Kotecki, RPP: Gdy polityka fiskalna jest luzowana, RPP nie ma innego wyjścia niż podnosić stopy
Jeżeli zakończymy cykl podwyżek stóp procentowych za wcześnie, w momencie gdy cały świat go dopiero zaczyna, to skończymy z dużo słabszym złotym i wysoką inflacją - ostrzegł członek Rady Polityki Pieniężnej Ludwik Kotecki. I podkreślił, że stopy proc. w lipcu powinny wzrosnąć o co najmniej 1 pkt proc. W takim scenariuszu główna stop proc. sięgnęłaby 7 proc.
- Uważam, że w lipcu podwyżka stóp procentowych powinna wynieść co najmniej 100 punktów bazowych. (...) Rzeczywista inflacja liczona z podatkiem VAT, czyli porównywalna rok do roku, wynosi około 16 proc., chociaż statystyczna to niecałe 14 proc. Nie można walczyć z 14- czy 16-proc. inflacją mając stopy na poziomie 6 proc. Jeżeli zakończymy cykl podwyżek stóp procentowych za wcześnie, w momencie gdy cały świat go dopiero zaczyna, to skończymy z dużo słabszym złotym i wysoką inflacją. Pamiętać bowiem trzeba, że kanał kursowy jest najsilniej i najszybciej działającym na inflację - powiedział Kotecki PAP Biznes członek RPP.
- W mojej ocenie jedyna właściwa interpretacja wypowiedzi o końcu cyklu podwyżek stóp procentowych byłaby taka, że podwyżki powinny być zdecydowanie wyższe i w związku z tym może będzie potrzeba ich mniej - dodał.
Prezes NBP Adam Glapiński na początku czerwca powiedział, że cykl podwyżek stóp procentowych w Polsce jest bliżej końca niż początku, a w IV kw. 2023 r. możliwe są obniżki stóp.
Najbliższe posiedzenie RPP zaplanowano na 7 lipca.

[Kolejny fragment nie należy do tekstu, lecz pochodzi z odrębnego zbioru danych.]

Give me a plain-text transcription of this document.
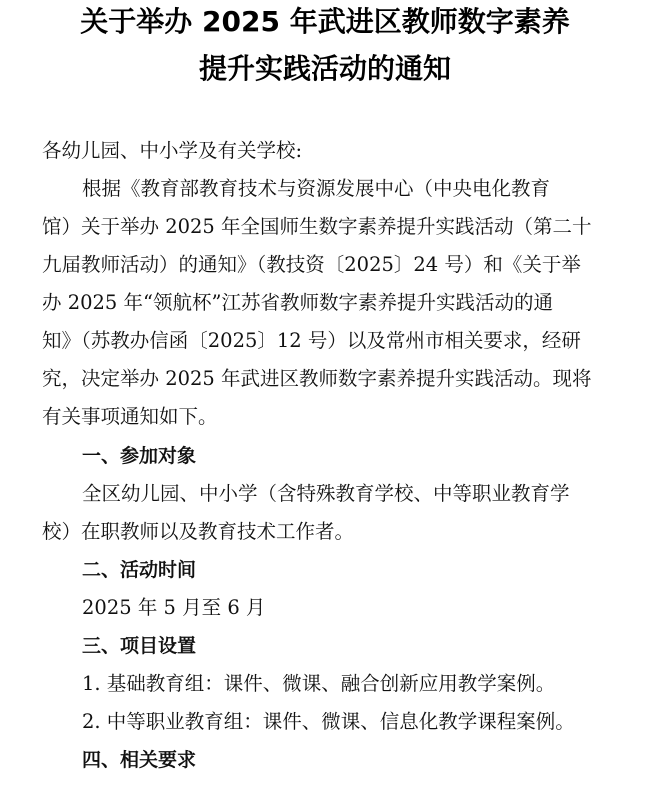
关于举办 2025 年武进区教师数字素养
提升实践活动的通知

各幼儿园、中小学及有关学校:

根据《教育部教育技术与资源发展中心（中央电化教育

馆）关于举办 2025 年全国师生数字素养提升实践活动（第二十

九届教师活动）的通知》（教技资〔2025〕24 号）和《关于举

办 2025 年“领航杯”江苏省教师数字素养提升实践活动的通

知》（苏教办信函〔2025〕12 号）以及常州市相关要求，经研

究，决定举办 2025 年武进区教师数字素养提升实践活动。现将

有关事项通知如下。

一、参加对象

全区幼儿园、中小学（含特殊教育学校、中等职业教育学

校）在职教师以及教育技术工作者。

二、活动时间

2025 年 5 月至 6 月

三、项目设置

1. 基础教育组：课件、微课、融合创新应用教学案例。

2. 中等职业教育组：课件、微课、信息化教学课程案例。

四、相关要求
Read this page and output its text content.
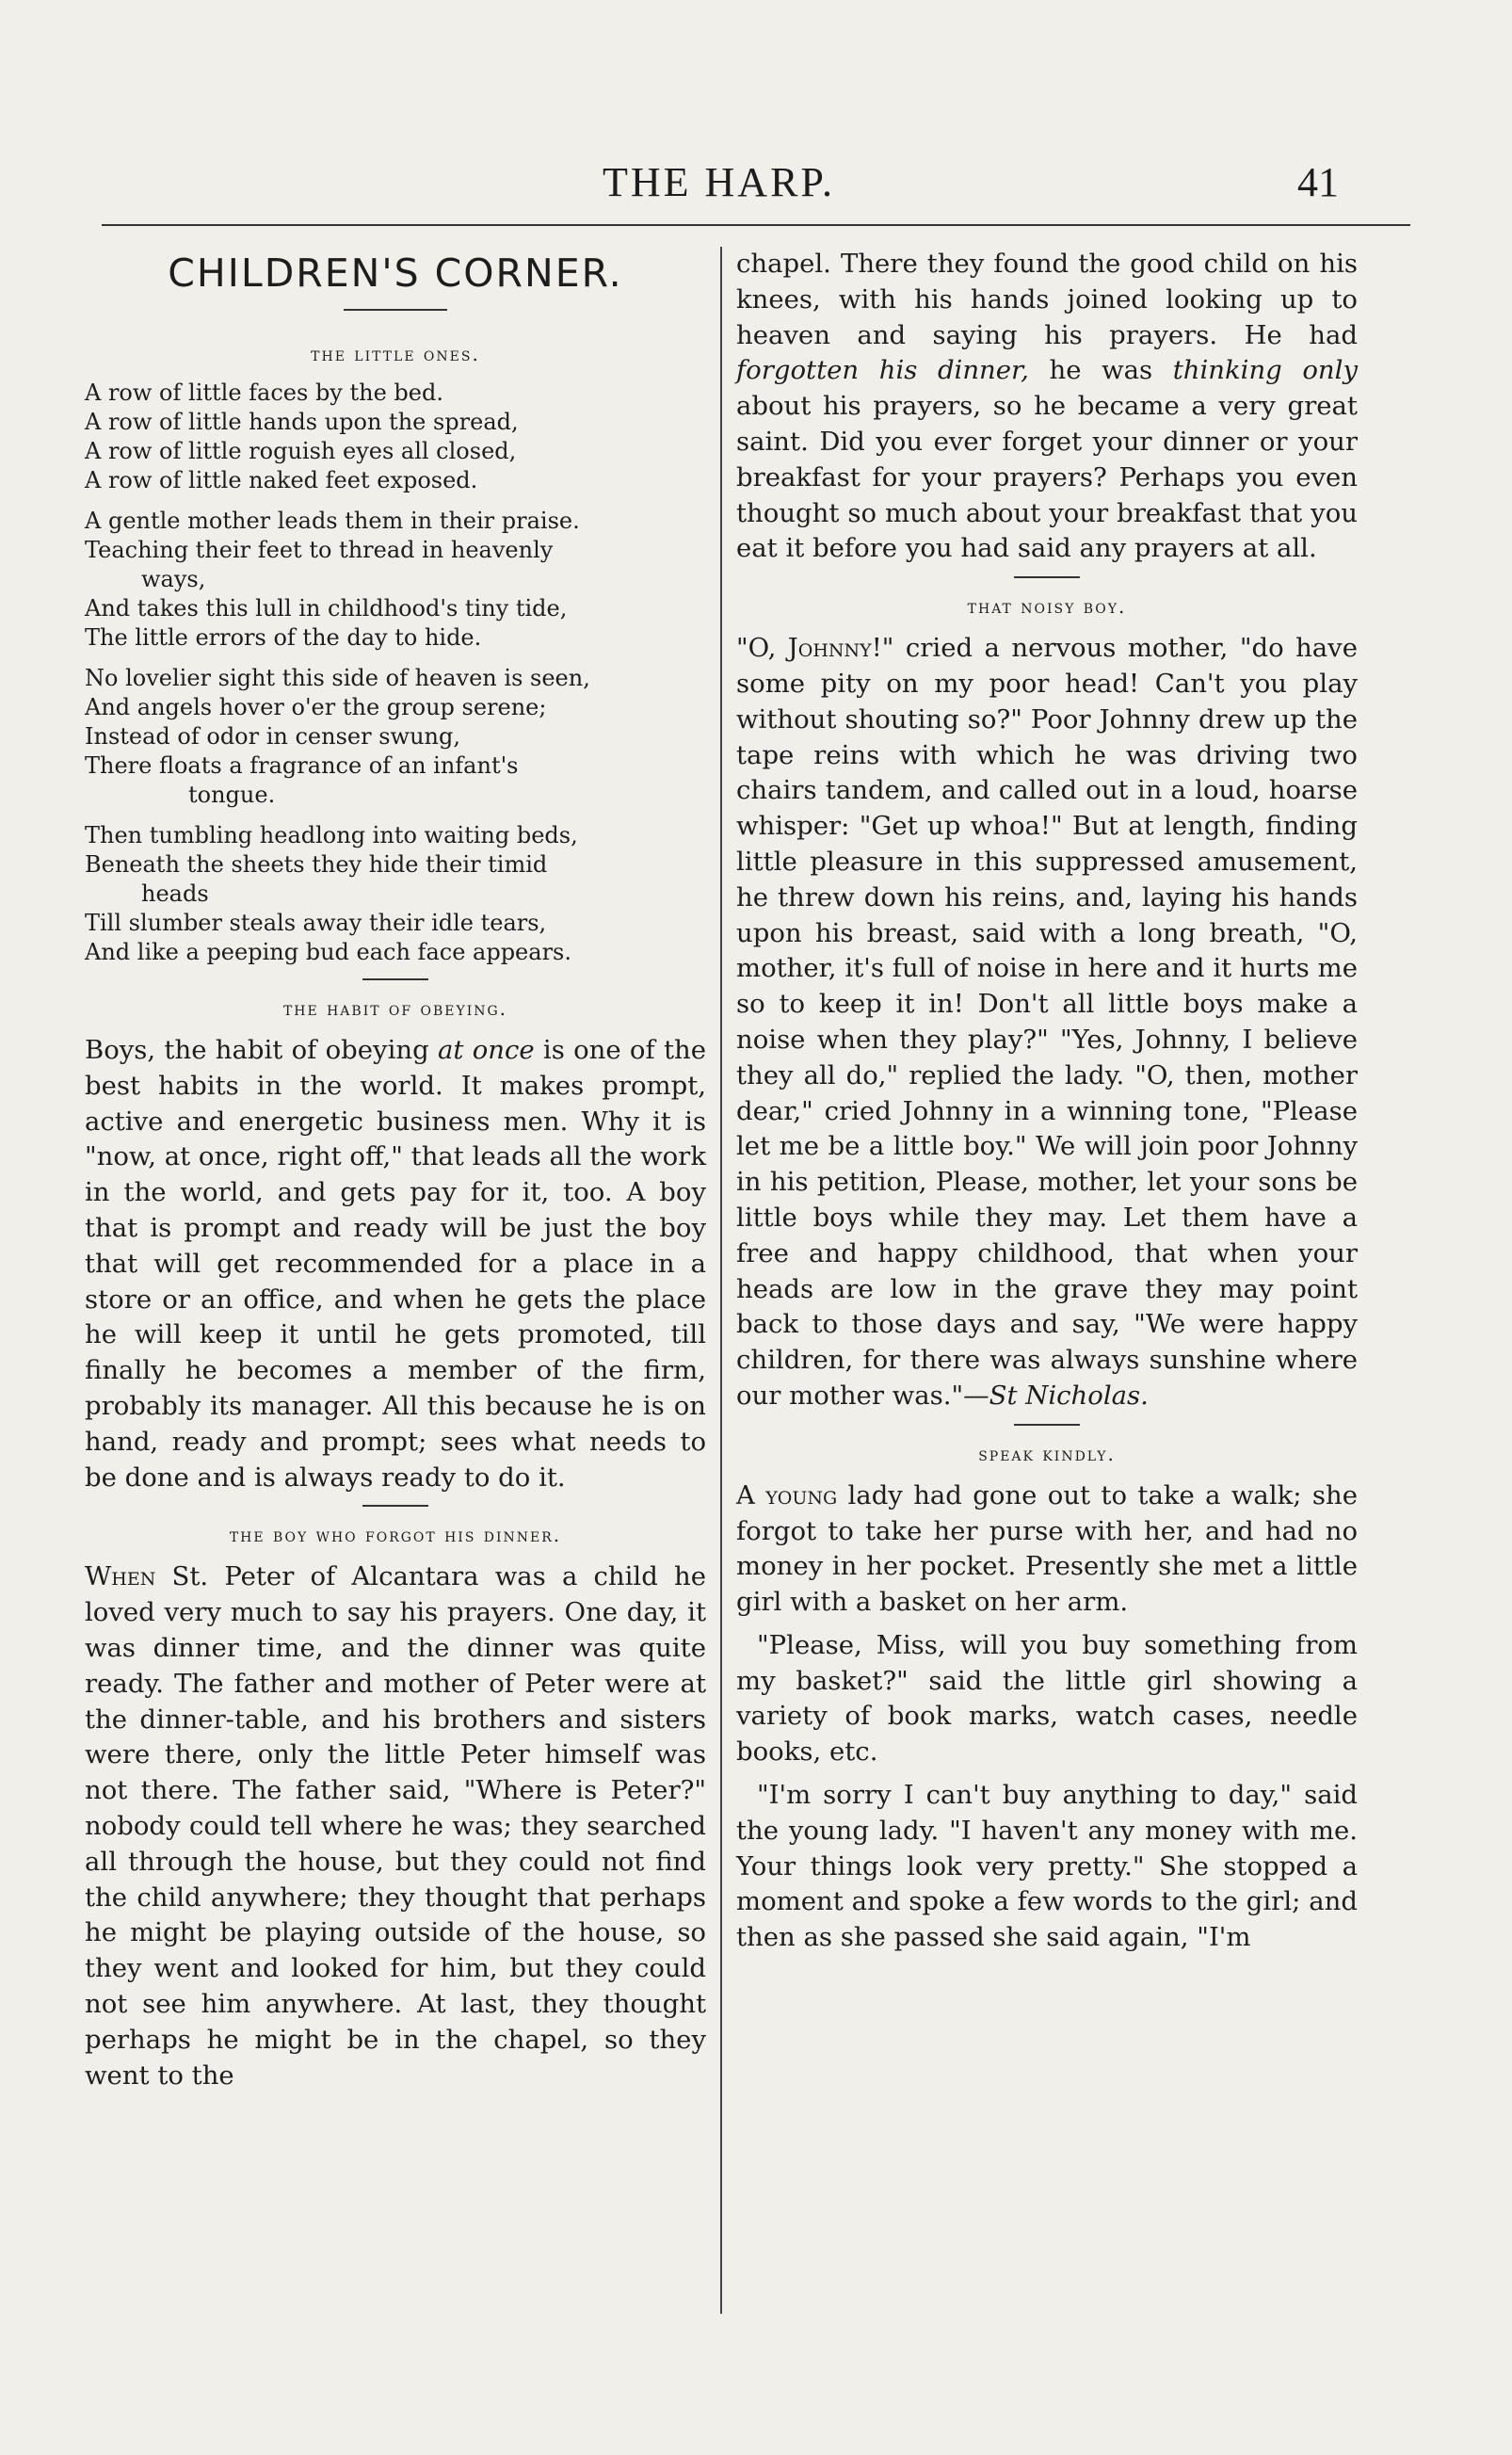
THE HARP.	41
CHILDREN'S CORNER.
the little ones.
A row of little faces by the bed.
A row of little hands upon the spread,
A row of little roguish eyes all closed,
A row of little naked feet exposed.
A gentle mother leads them in their praise.
Teaching their feet to thread in heavenly
ways,
And takes this lull in childhood's tiny tide,
The little errors of the day to hide.
No lovelier sight this side of heaven is seen,
And angels hover o'er the group serene;
Instead of odor in censer swung,
There floats a fragrance of an infant's
tongue.
Then tumbling headlong into waiting beds,
Beneath the sheets they hide their timid
heads
Till slumber steals away their idle tears,
And like a peeping bud each face appears.
the habit of obeying.

Boys, the habit of obeying at once is one of the best habits in the world. It makes prompt, active and energetic business men. Why it is "now, at once, right off," that leads all the work in the world, and gets pay for it, too. A boy that is prompt and ready will be just the boy that will get recommended for a place in a store or an office, and when he gets the place he will keep it until he gets promoted, till finally he becomes a member of the firm, probably its manager. All this because he is on hand, ready and prompt; sees what needs to be done and is always ready to do it.

the boy who forgot his dinner.

When St. Peter of Alcantara was a child he loved very much to say his prayers. One day, it was dinner time, and the dinner was quite ready. The father and mother of Peter were at the dinner-table, and his brothers and sisters were there, only the little Peter himself was not there. The father said, "Where is Peter?" nobody could tell where he was; they searched all through the house, but they could not find the child anywhere; they thought that perhaps he might be playing outside of the house, so they went and looked for him, but they could not see him anywhere. At last, they thought perhaps he might be in the chapel, so they went to the

chapel. There they found the good child on his knees, with his hands joined looking up to heaven and saying his prayers. He had forgotten his dinner, he was thinking only about his prayers, so he became a very great saint. Did you ever forget your dinner or your breakfast for your prayers? Perhaps you even thought so much about your breakfast that you eat it before you had said any prayers at all.

that noisy boy.

"O, Johnny!" cried a nervous mother, "do have some pity on my poor head! Can't you play without shouting so?" Poor Johnny drew up the tape reins with which he was driving two chairs tandem, and called out in a loud, hoarse whisper: "Get up whoa!" But at length, finding little pleasure in this suppressed amusement, he threw down his reins, and, laying his hands upon his breast, said with a long breath, "O, mother, it's full of noise in here and it hurts me so to keep it in! Don't all little boys make a noise when they play?" "Yes, Johnny, I believe they all do," replied the lady. "O, then, mother dear," cried Johnny in a winning tone, "Please let me be a little boy." We will join poor Johnny in his petition, Please, mother, let your sons be little boys while they may. Let them have a free and happy childhood, that when your heads are low in the grave they may point back to those days and say, "We were happy children, for there was always sunshine where our mother was."—St Nicholas.

speak kindly.

A young lady had gone out to take a walk; she forgot to take her purse with her, and had no money in her pocket. Presently she met a little girl with a basket on her arm.

"Please, Miss, will you buy something from my basket?" said the little girl showing a variety of book marks, watch cases, needle books, etc.

"I'm sorry I can't buy anything to day," said the young lady. "I haven't any money with me. Your things look very pretty." She stopped a moment and spoke a few words to the girl; and then as she passed she said again, "I'm
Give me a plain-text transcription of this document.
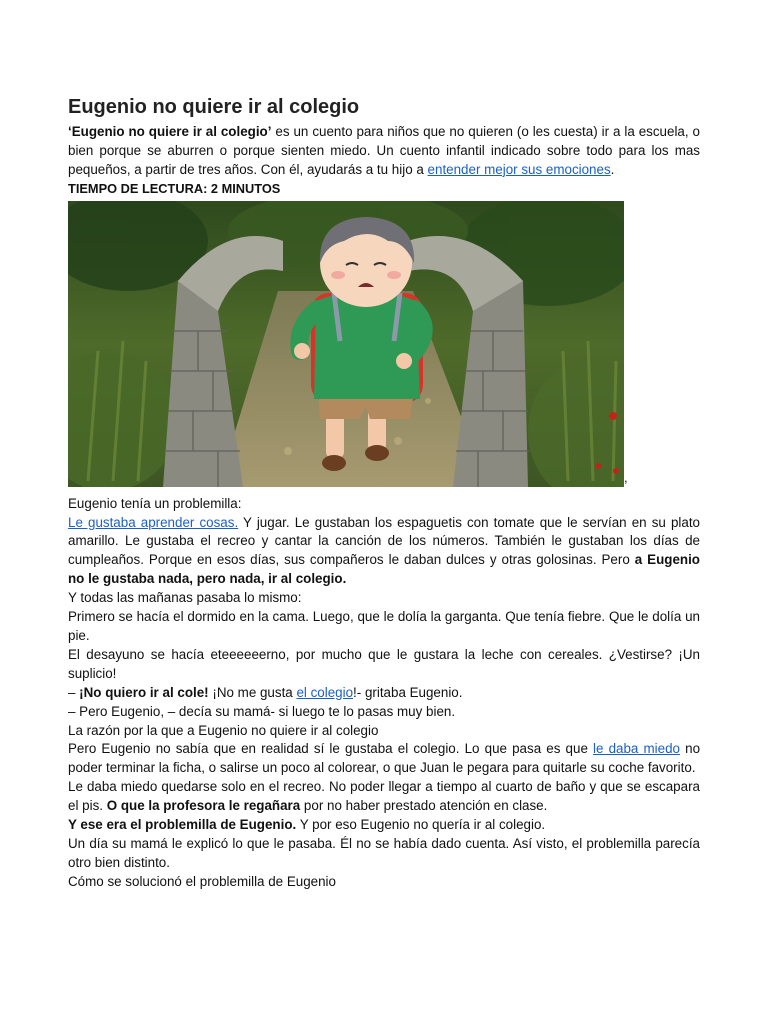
Eugenio no quiere ir al colegio

‘Eugenio no quiere ir al colegio’ es un cuento para niños que no quieren (o les cuesta) ir a la escuela, o bien porque se aburren o porque sienten miedo. Un cuento infantil indicado sobre todo para los mas pequeños, a partir de tres años. Con él, ayudarás a tu hijo a entender mejor sus emociones.

TIEMPO DE LECTURA: 2 MINUTOS

,

Eugenio tenía un problemilla:

Le gustaba aprender cosas. Y jugar. Le gustaban los espaguetis con tomate que le servían en su plato amarillo. Le gustaba el recreo y cantar la canción de los números. También le gustaban los días de cumpleaños. Porque en esos días, sus compañeros le daban dulces y otras golosinas. Pero a Eugenio no le gustaba nada, pero nada, ir al colegio.

Y todas las mañanas pasaba lo mismo:

Primero se hacía el dormido en la cama. Luego, que le dolía la garganta. Que tenía fiebre. Que le dolía un pie.

El desayuno se hacía eteeeeeerno, por mucho que le gustara la leche con cereales. ¿Vestirse? ¡Un suplicio!

– ¡No quiero ir al cole! ¡No me gusta el colegio!- gritaba Eugenio.

– Pero Eugenio, – decía su mamá- si luego te lo pasas muy bien.

La razón por la que a Eugenio no quiere ir al colegio

Pero Eugenio no sabía que en realidad sí le gustaba el colegio. Lo que pasa es que le daba miedo no poder terminar la ficha, o salirse un poco al colorear, o que Juan le pegara para quitarle su coche favorito.

Le daba miedo quedarse solo en el recreo. No poder llegar a tiempo al cuarto de baño y que se escapara el pis. O que la profesora le regañara por no haber prestado atención en clase.

Y ese era el problemilla de Eugenio. Y por eso Eugenio no quería ir al colegio.

Un día su mamá le explicó lo que le pasaba. Él no se había dado cuenta. Así visto, el problemilla parecía otro bien distinto.

Cómo se solucionó el problemilla de Eugenio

W ocenie Koteckiego nie ma dobrej odpowiedzi ile powinny wynosić stopy procentowe, żeby skutecznie walczyć z inflacją, dlatego, że warunki inflacyjne się zmieniają, nie są statyczne. Członek RPP obawia się przy tym, że sytuacja inflacyjna będzie się zmieniać na gorsze.
- Zakładam scenariusz, że inflacja będzie rosła przez najbliższe miesiące, potem nieco spowolni pod koniec roku, a potem znowu wystrzeli na początku nowego roku, bo trzeba brać pod uwagę potężne ryzyko dramatycznie wysokich podwyżek cen gazu i prądu, które natychmiast przełożą się na ceny innych towarów czy usług. W pierwszym kwartale 2023 roku inflacja może więc bardzo silnie wzrosnąć. Te warunki oznaczają, że polityka makroekonomiczna musi być bardziej restrykcyjna - powiedział.
- Polityka fiskalna, obok cen surowców energetycznych, jest drugim kluczowym czynnikiem. Gdy polityka fiskalna jest luzowana, RPP nie ma innego wyjścia niż podnosić stopy. Zmiana ustawy o finansach publicznych, czyli luzowanie reguły fiskalnej, która jak ktoś policzył daje 150 mld zł dodatkowej przestrzeni na wydatki w przyszłym roku, oznacza dalsze dramatyczne luzowanie polityki fiskalnej. W takich warunkach nie da się nie prowadzić skutecznej polityki dezinflacji, czyli obniżania tej galopującej już inflacji. To jest już zdecydowanie główny problem polskiej gospodarki, polskich gospodarstw domowych - dodał.
Zdaniem Koteckiego polska gospodarka jest odporna na szoki podażowe i w przyszłym roku nie wpadnie w recesję, choć spowolnienie wzrostu będzie silne.
- Bez spowolnienia inflacja jednak nie spadnie - dodał.